Fashion Inspiration: Eyes of Laura Mars
For a film that sounds absolutely ridiculous on paper, I have to say, in practice, it’s pretty damn near phenomenal. First, its production design is pure, ecstatic, disco-era New York real estate porn, the film itself as stylish and fabulous as Laura’s photographs. Then of course there are the hilariously contrasting acting styles of Faye Dunaway and Tommy Lee Jones. Dunaway is the high drama queen to Tommy Lee’s subtle, method vagabond, throwing herself into his arms wailing, shaking her head violently, while he holds her, emoting little more than a three-day-old corpse.
If you haven’t seen Eyes of Laura Mars – well, it’s a odd film. Definitely not for everyone. Basically, it’s about a high fashion photographer who takes chilling snaps, which later turn out to be premonitions. It’s kind of like Early Edition meets Mahogany, cut with a little Gia. There is lots of overacting, shiny clothing and tired high fashion tropes.
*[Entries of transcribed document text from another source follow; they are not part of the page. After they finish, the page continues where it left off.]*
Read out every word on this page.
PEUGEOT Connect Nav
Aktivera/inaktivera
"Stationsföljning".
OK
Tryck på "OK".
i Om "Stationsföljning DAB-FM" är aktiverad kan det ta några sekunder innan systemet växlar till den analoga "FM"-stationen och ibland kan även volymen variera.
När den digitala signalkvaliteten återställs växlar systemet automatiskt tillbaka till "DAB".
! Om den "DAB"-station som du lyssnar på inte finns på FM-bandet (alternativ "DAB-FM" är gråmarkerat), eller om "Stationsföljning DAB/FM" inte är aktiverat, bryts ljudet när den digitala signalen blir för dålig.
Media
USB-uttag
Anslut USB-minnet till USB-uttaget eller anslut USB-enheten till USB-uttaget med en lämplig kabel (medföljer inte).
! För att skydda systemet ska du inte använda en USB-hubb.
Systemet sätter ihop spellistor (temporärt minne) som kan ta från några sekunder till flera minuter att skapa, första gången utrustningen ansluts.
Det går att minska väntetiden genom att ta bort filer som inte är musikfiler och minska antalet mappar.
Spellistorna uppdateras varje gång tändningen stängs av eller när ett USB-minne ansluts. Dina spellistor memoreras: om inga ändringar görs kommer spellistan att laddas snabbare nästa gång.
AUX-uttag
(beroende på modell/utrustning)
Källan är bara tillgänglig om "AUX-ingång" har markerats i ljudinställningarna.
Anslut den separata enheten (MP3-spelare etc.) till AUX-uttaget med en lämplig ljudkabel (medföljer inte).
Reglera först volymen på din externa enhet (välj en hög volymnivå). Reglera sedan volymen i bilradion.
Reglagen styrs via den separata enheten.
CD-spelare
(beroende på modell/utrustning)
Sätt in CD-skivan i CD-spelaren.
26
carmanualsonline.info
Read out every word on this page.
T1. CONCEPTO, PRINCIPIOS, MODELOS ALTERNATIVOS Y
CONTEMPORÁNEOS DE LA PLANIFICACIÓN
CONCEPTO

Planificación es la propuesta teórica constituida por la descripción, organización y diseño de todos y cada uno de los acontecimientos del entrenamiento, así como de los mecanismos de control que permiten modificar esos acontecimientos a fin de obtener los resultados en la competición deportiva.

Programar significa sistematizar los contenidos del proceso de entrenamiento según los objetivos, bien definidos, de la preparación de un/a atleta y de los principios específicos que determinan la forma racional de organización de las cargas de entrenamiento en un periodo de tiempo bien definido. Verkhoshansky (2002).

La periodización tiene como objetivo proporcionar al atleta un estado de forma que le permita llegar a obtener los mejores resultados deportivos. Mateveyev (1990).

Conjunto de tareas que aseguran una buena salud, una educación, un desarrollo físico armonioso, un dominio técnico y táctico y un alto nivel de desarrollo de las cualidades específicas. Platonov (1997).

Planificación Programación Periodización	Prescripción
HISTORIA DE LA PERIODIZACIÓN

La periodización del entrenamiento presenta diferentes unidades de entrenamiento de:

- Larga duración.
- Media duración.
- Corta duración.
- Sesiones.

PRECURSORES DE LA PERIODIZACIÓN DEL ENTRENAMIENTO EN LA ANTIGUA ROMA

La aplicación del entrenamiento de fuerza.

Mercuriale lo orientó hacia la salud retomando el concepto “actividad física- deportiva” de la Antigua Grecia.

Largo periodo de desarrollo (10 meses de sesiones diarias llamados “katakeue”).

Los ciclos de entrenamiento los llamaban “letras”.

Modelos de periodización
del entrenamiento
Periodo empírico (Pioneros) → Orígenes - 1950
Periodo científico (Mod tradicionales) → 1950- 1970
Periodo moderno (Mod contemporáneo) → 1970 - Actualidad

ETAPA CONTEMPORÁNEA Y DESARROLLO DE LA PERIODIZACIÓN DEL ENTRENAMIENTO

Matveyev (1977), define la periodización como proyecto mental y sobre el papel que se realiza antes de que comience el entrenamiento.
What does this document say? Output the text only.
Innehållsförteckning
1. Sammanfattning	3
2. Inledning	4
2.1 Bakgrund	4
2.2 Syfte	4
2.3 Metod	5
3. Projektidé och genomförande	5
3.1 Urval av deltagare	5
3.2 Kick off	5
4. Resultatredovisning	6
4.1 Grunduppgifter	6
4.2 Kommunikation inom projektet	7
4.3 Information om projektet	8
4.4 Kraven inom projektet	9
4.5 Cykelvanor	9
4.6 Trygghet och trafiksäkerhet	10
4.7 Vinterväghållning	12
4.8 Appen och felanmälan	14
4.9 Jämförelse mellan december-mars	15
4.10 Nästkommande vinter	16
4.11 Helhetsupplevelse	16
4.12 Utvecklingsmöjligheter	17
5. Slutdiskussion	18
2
There are problematic aspects in the film – chiefly, its flaming misogynistic subject matter and the way in which graphic murders are sexualized and glamorized. But those have to more with the use of Helmut Newtons creepy – albeit stylistically interesting – photos and less to do with the film itself. My problem is this goes largely unexamined and therefore you have to work really hard – if you’re a person who critically examines these issues (I am such a person) – to redirect your rage and instead focus on the copious amounts of racer stripe blush and patent leather lips.
While touted as a “psychological suspense thriller” it’s hardly suspenseful. Even with a rudimentary understanding of the suspense thriller genre, it’s fairly easy to figure out the killer’s identity. Don’t worry, I’m not spoiling it. As a character study, well the film is totally soggy, what with all scenery chewing. That said, I absolutely agree with Almon’s assessment of the pluses of this film. It is gorgeously shot. It does feel like being trapped in a disco ball, but in a good way. Though this obviously is entirely dependent on your perspective on mainstream disco culture.
In his 1978 review, film critic Roger Ebert said it best:
EYES OF LAURA MARS tries to say Serious Things about fashion photography, corruption in advertising, and the violence in our society. It does not succeed, but it tries. We would not, however, hold its Serious Things against it, if the movie also succeeded as a thriller. It doesn’t, unless your idea of being thrilled is having people leap out of the shadows and then turn out to be friends.
I think he was definitely being kind here. If “Eyes” was trying to shape the discourse in these areas its voice was definitely muffled by a disco ball gag or buried in a phenobarbital haze.
So this ain’t the go to film for if you’re looking for exceptional examples of any of the themes or stylistic choices the filmmakers were trying to explore. This is pure camp and fashion inspiration and when viewed as such – like say, Beyond the Valley of the Dolls – it works pretty well.
Wow, this was supposed to be about how this creepy movie influences my fashion choices. So let’s get to it.
My style is heavily influenced by the more “tasteful” elements of disco culture, with my use of tasteful being both ironic and relative, since much of the point was to be as outrageous as legally permitted. Specifically, I favor looks by disco taste makers rather than than the fashions that folks actually wore to do the hustle. Many of those choices were heavily influenced by illicit substances and while I’m very much of the harm reduction school of thought when it comes to substance use treatment and such, I am not nearly as tolerant when fashion enters the equation.
Key looks from the film I continue to crib
It’s interesting that a film with the word “eyes” in the title would be so judicious in its use of eye make up. Okay, maybe it’s just me.
• T-strap heels
• drapey black clothing
• nude lips
• layering different shades of blush, champagne and camel
• A-line worker bee skirts,
• Slouchy bags
• Tonal outfits
• statement necklaces
• stacked heel hooker boots
• updos with floral arrangements
I don’t know what it says about me that I draw fashion influence from a campy, cheesy movie made over thirty years ago. Maybe I’ll take a disco nap and reassess.